Due to lower refining and gas trading, Shell reported a third-quarter profit of $9.45 billion on Thursday, slightly below the record high set in the second quarter. Shell also said that when its CEO steps down at the end of 2022, it will significantly increase its dividend.
The British oil and gas juggernaut also announced plans to buy $4 billion worth of stock over the following three months after completing $6 billion worth of purchases in the second quarter as part of its share repurchasing program.
When Chief Executive Officer Ben van Beurden leaves his position in the fourth quarter after nine years in charge, Shell stated it plans to increase its dividend by 15%. In March 2023, the dividend will be paid.
Since lowering it by more than 60% in the wake of the 2020 COVID-19 epidemic, Shell will have increased its dividend five times.
By 1430 GMT, Shell shares were up over 6%, versus a 3.5% increase for the larger European energy sector (.SXEP).
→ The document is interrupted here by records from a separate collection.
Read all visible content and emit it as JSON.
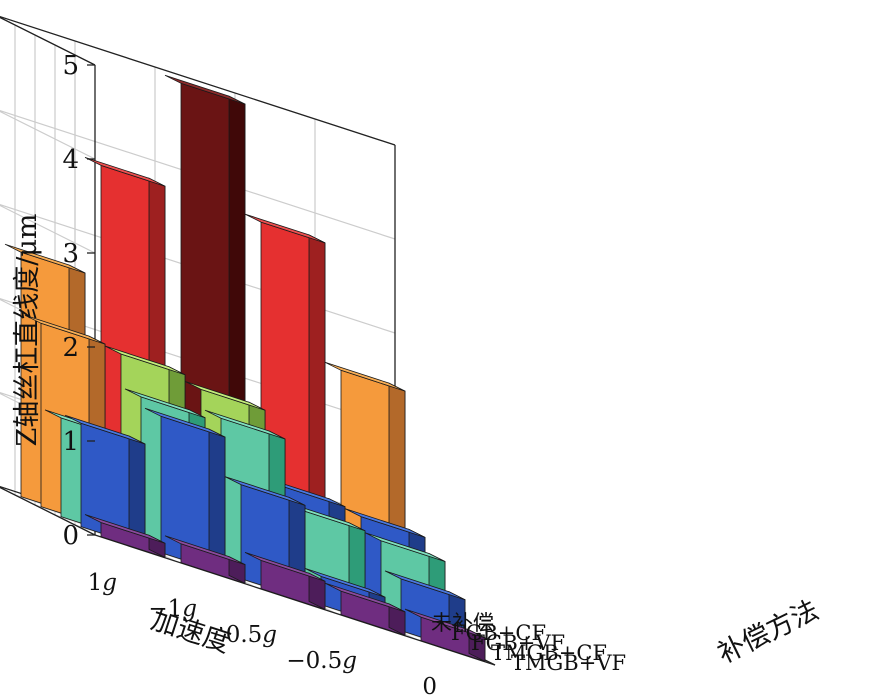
{
  "chart_data": {
    "type": "bar3d",
    "title": "",
    "zlabel": "Z轴丝杠直线度/μm",
    "xlabel": "加速度",
    "ylabel": "补偿方法",
    "zlim": [
      0,
      5
    ],
    "z_ticks": [
      "0",
      "1",
      "2",
      "3",
      "4",
      "5"
    ],
    "x_categories": [
      {
        "pre": "",
        "num": "1",
        "unit": "g"
      },
      {
        "pre": "−",
        "num": "1",
        "unit": "g"
      },
      {
        "pre": "",
        "num": "0.5",
        "unit": "g"
      },
      {
        "pre": "−",
        "num": "0.5",
        "unit": "g"
      },
      {
        "pre": "",
        "num": "0",
        "unit": ""
      }
    ],
    "y_categories": [
      "TMGB+VF",
      "TMGB+CF",
      "FGB+VF",
      "FGB+CF",
      "未补偿"
    ],
    "grid": true,
    "series": [
      {
        "name": "TMGB+VF",
        "values": [
          0.15,
          0.2,
          0.3,
          0.25,
          0.25
        ]
      },
      {
        "name": "TMGB+CF",
        "values": [
          1.1,
          1.45,
          1.0,
          0.3,
          0.55
        ]
      },
      {
        "name": "FGB+VF",
        "values": [
          1.05,
          1.55,
          1.6,
          0.9,
          0.85
        ]
      },
      {
        "name": "FGB+CF",
        "values": [
          1.95,
          1.9,
          1.8,
          1.05,
          1.0
        ]
      },
      {
        "name": "未补偿",
        "values": [
          2.6,
          3.8,
          4.95,
          3.75,
          2.45
        ]
      }
    ]
  }
}
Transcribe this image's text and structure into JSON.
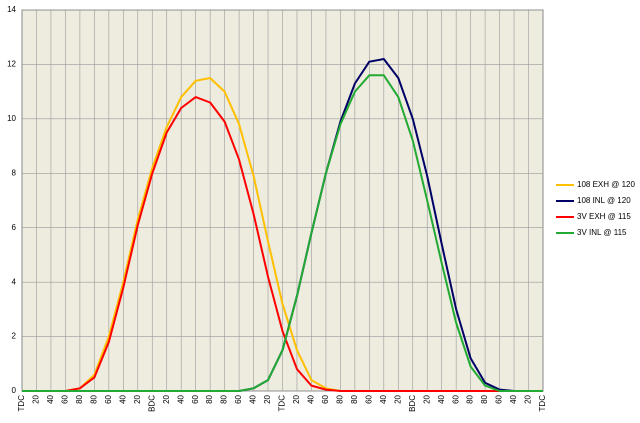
{
  "chart_data": {
    "type": "line",
    "categories": [
      "TDC",
      "20",
      "40",
      "60",
      "80",
      "80",
      "60",
      "40",
      "20",
      "BDC",
      "20",
      "40",
      "60",
      "80",
      "80",
      "60",
      "40",
      "20",
      "TDC",
      "20",
      "40",
      "60",
      "80",
      "80",
      "60",
      "40",
      "20",
      "BDC",
      "20",
      "40",
      "60",
      "80",
      "80",
      "60",
      "40",
      "20",
      "TDC"
    ],
    "series": [
      {
        "name": "108 EXH @ 120",
        "color": "#ffc000",
        "values": [
          0,
          0,
          0,
          0,
          0.1,
          0.6,
          2,
          4,
          6.3,
          8.2,
          9.7,
          10.8,
          11.4,
          11.5,
          11,
          9.8,
          7.9,
          5.5,
          3.2,
          1.5,
          0.4,
          0.1,
          0,
          0,
          0,
          0,
          0,
          0,
          0,
          0,
          0,
          0,
          0,
          0,
          0,
          0,
          0
        ]
      },
      {
        "name": "108 INL @ 120",
        "color": "#000066",
        "values": [
          0,
          0,
          0,
          0,
          0,
          0,
          0,
          0,
          0,
          0,
          0,
          0,
          0,
          0,
          0,
          0,
          0.1,
          0.4,
          1.5,
          3.5,
          5.8,
          8,
          9.9,
          11.3,
          12.1,
          12.2,
          11.5,
          10,
          7.9,
          5.4,
          3,
          1.2,
          0.3,
          0.05,
          0,
          0,
          0
        ]
      },
      {
        "name": "3V EXH @ 115",
        "color": "#ff0000",
        "values": [
          0,
          0,
          0,
          0,
          0.1,
          0.5,
          1.8,
          3.8,
          6.1,
          8,
          9.5,
          10.4,
          10.8,
          10.6,
          9.9,
          8.5,
          6.5,
          4.2,
          2.2,
          0.8,
          0.2,
          0.05,
          0,
          0,
          0,
          0,
          0,
          0,
          0,
          0,
          0,
          0,
          0,
          0,
          0,
          0,
          0
        ]
      },
      {
        "name": "3V INL @ 115",
        "color": "#22aa33",
        "values": [
          0,
          0,
          0,
          0,
          0,
          0,
          0,
          0,
          0,
          0,
          0,
          0,
          0,
          0,
          0,
          0,
          0.1,
          0.4,
          1.5,
          3.5,
          5.8,
          8,
          9.8,
          11,
          11.6,
          11.6,
          10.8,
          9.2,
          7,
          4.7,
          2.5,
          0.9,
          0.2,
          0,
          0,
          0,
          0
        ]
      }
    ],
    "ylim": [
      0,
      14
    ],
    "yticks": [
      0,
      2,
      4,
      6,
      8,
      10,
      12,
      14
    ],
    "grid": true,
    "legend": "right"
  }
}
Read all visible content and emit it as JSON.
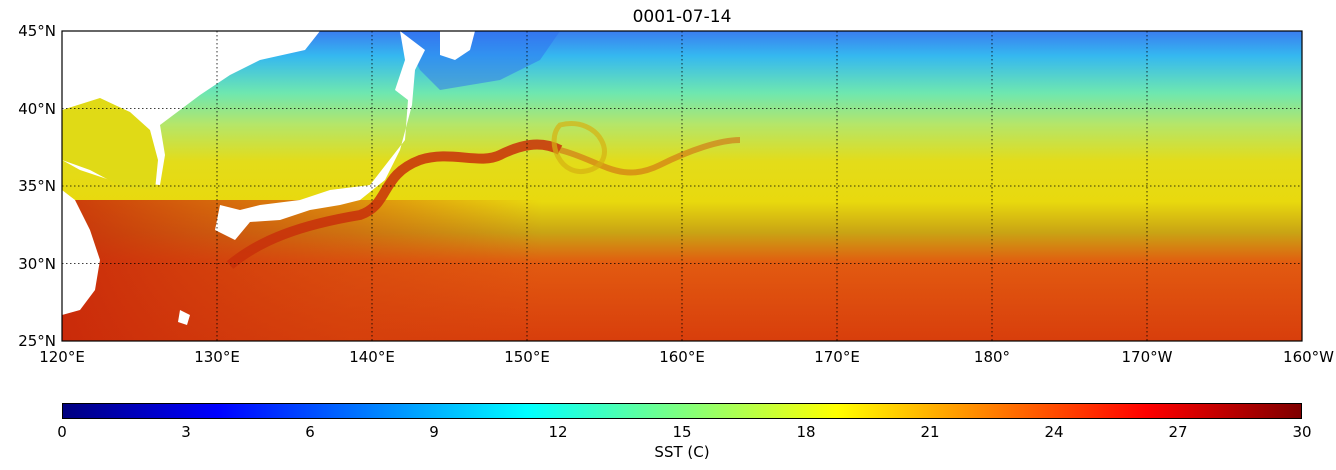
{
  "title": "0001-07-14",
  "map": {
    "extent": {
      "lon_min": 120,
      "lon_max": 200,
      "lat_min": 25,
      "lat_max": 45
    },
    "lat_ticks": [
      {
        "value": 45,
        "label": "45°N"
      },
      {
        "value": 40,
        "label": "40°N"
      },
      {
        "value": 35,
        "label": "35°N"
      },
      {
        "value": 30,
        "label": "30°N"
      },
      {
        "value": 25,
        "label": "25°N"
      }
    ],
    "lon_ticks": [
      {
        "value": 120,
        "label": "120°E"
      },
      {
        "value": 130,
        "label": "130°E"
      },
      {
        "value": 140,
        "label": "140°E"
      },
      {
        "value": 150,
        "label": "150°E"
      },
      {
        "value": 160,
        "label": "160°E"
      },
      {
        "value": 170,
        "label": "170°E"
      },
      {
        "value": 180,
        "label": "180°"
      },
      {
        "value": 190,
        "label": "170°W"
      },
      {
        "value": 200,
        "label": "160°W"
      }
    ],
    "land_color": "#ffffff",
    "grid": "dotted"
  },
  "colorbar": {
    "label": "SST (C)",
    "min": 0,
    "max": 30,
    "ticks": [
      "0",
      "3",
      "6",
      "9",
      "12",
      "15",
      "18",
      "21",
      "24",
      "27",
      "30"
    ],
    "colormap": "jet",
    "colors": [
      "#00007f",
      "#0000ff",
      "#007fff",
      "#00ffff",
      "#7fff7f",
      "#ffff00",
      "#ff7f00",
      "#ff0000",
      "#7f0000"
    ]
  }
}
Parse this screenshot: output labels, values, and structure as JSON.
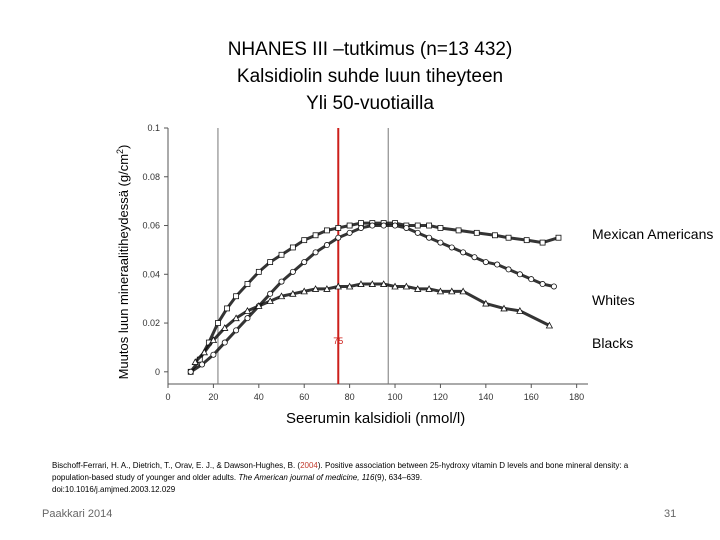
{
  "title": {
    "line1": "NHANES III –tutkimus (n=13 432)",
    "line2": "Kalsidiolin suhde luun tiheyteen",
    "line3": "Yli 50-vuotiailla"
  },
  "citation": {
    "before_year": "Bischoff-Ferrari, H. A., Dietrich, T., Orav, E. J., & Dawson-Hughes, B. (",
    "year": "2004",
    "after_year": "). Positive association between 25-hydroxy vitamin D levels and bone mineral density: a population-based study of younger and older adults.",
    "journal": "The American journal of medicine, 116",
    "pages": "(9), 634–639.",
    "doi": "doi:10.1016/j.amjmed.2003.12.029"
  },
  "footer": {
    "left": "Paakkari 2014",
    "page_number": "31"
  },
  "colors": {
    "threshold_line": "#cc1f1a",
    "axis": "#555555",
    "series": "#111111"
  },
  "chart_data": {
    "type": "scatter",
    "xlabel": "Seerumin kalsidioli (nmol/l)",
    "ylabel_main": "Muutos luun mineraalitiheydessä (g/cm",
    "ylabel_sup": "2",
    "ylabel_end": ")",
    "xlim": [
      0,
      185
    ],
    "ylim": [
      -0.005,
      0.1
    ],
    "x_ticks": [
      0,
      20,
      40,
      60,
      80,
      100,
      120,
      140,
      160,
      180
    ],
    "y_ticks": [
      0,
      0.02,
      0.04,
      0.06,
      0.08,
      0.1
    ],
    "y_tick_labels": [
      "0",
      "0.02",
      "0.04",
      "0.06",
      "0.08",
      "0.1"
    ],
    "vertical_lines": [
      22,
      97
    ],
    "threshold": {
      "x": 75,
      "label": "75"
    },
    "series": [
      {
        "name": "Mexican Americans",
        "marker": "square",
        "x": [
          10,
          14,
          18,
          22,
          26,
          30,
          35,
          40,
          45,
          50,
          55,
          60,
          65,
          70,
          75,
          80,
          85,
          90,
          95,
          100,
          105,
          110,
          115,
          120,
          128,
          136,
          144,
          150,
          158,
          165,
          172
        ],
        "y": [
          0.0,
          0.005,
          0.012,
          0.02,
          0.026,
          0.031,
          0.036,
          0.041,
          0.045,
          0.048,
          0.051,
          0.054,
          0.056,
          0.058,
          0.059,
          0.06,
          0.061,
          0.061,
          0.061,
          0.061,
          0.06,
          0.06,
          0.06,
          0.059,
          0.058,
          0.057,
          0.056,
          0.055,
          0.054,
          0.053,
          0.055
        ]
      },
      {
        "name": "Whites",
        "marker": "circle",
        "x": [
          10,
          15,
          20,
          25,
          30,
          35,
          40,
          45,
          50,
          55,
          60,
          65,
          70,
          75,
          80,
          85,
          90,
          95,
          100,
          105,
          110,
          115,
          120,
          125,
          130,
          135,
          140,
          145,
          150,
          155,
          160,
          165,
          170
        ],
        "y": [
          0.0,
          0.003,
          0.007,
          0.012,
          0.017,
          0.022,
          0.027,
          0.032,
          0.037,
          0.041,
          0.045,
          0.049,
          0.052,
          0.055,
          0.057,
          0.059,
          0.06,
          0.06,
          0.06,
          0.059,
          0.057,
          0.055,
          0.053,
          0.051,
          0.049,
          0.047,
          0.045,
          0.044,
          0.042,
          0.04,
          0.038,
          0.036,
          0.035
        ]
      },
      {
        "name": "Blacks",
        "marker": "triangle",
        "x": [
          12,
          16,
          20,
          25,
          30,
          35,
          40,
          45,
          50,
          55,
          60,
          65,
          70,
          75,
          80,
          85,
          90,
          95,
          100,
          105,
          110,
          115,
          120,
          125,
          130,
          140,
          148,
          155,
          168
        ],
        "y": [
          0.004,
          0.008,
          0.013,
          0.018,
          0.022,
          0.025,
          0.027,
          0.029,
          0.031,
          0.032,
          0.033,
          0.034,
          0.034,
          0.035,
          0.035,
          0.036,
          0.036,
          0.036,
          0.035,
          0.035,
          0.034,
          0.034,
          0.033,
          0.033,
          0.033,
          0.028,
          0.026,
          0.025,
          0.019
        ]
      }
    ]
  }
}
Wael Sawan, the current leader of Shell’s natural gas and low-carbon division, will take over for Van Beurden.
Shell is on track to surpass its record yearly profit of $31 billion in 2008 with a profit of $30.5 billion so far this year.
As governments grapple with skyrocketing gas and power prices, the robust earnings were anticipated to increase calls in Britain and the European Union to levy more windfall taxes on energy companies.
According to Van Beurden, the energy sector “should be prepared and accept” that it will pay more taxes to support economically disadvantaged areas of society.
As a result of rising oil and gas prices following Russia’s invasion of Ukraine in February and tightening global oil and gas supply, Shell’s shares have increased by more than 40% so far this year.
TotalEnergies, a French competitor, reported a record third-quarter profit.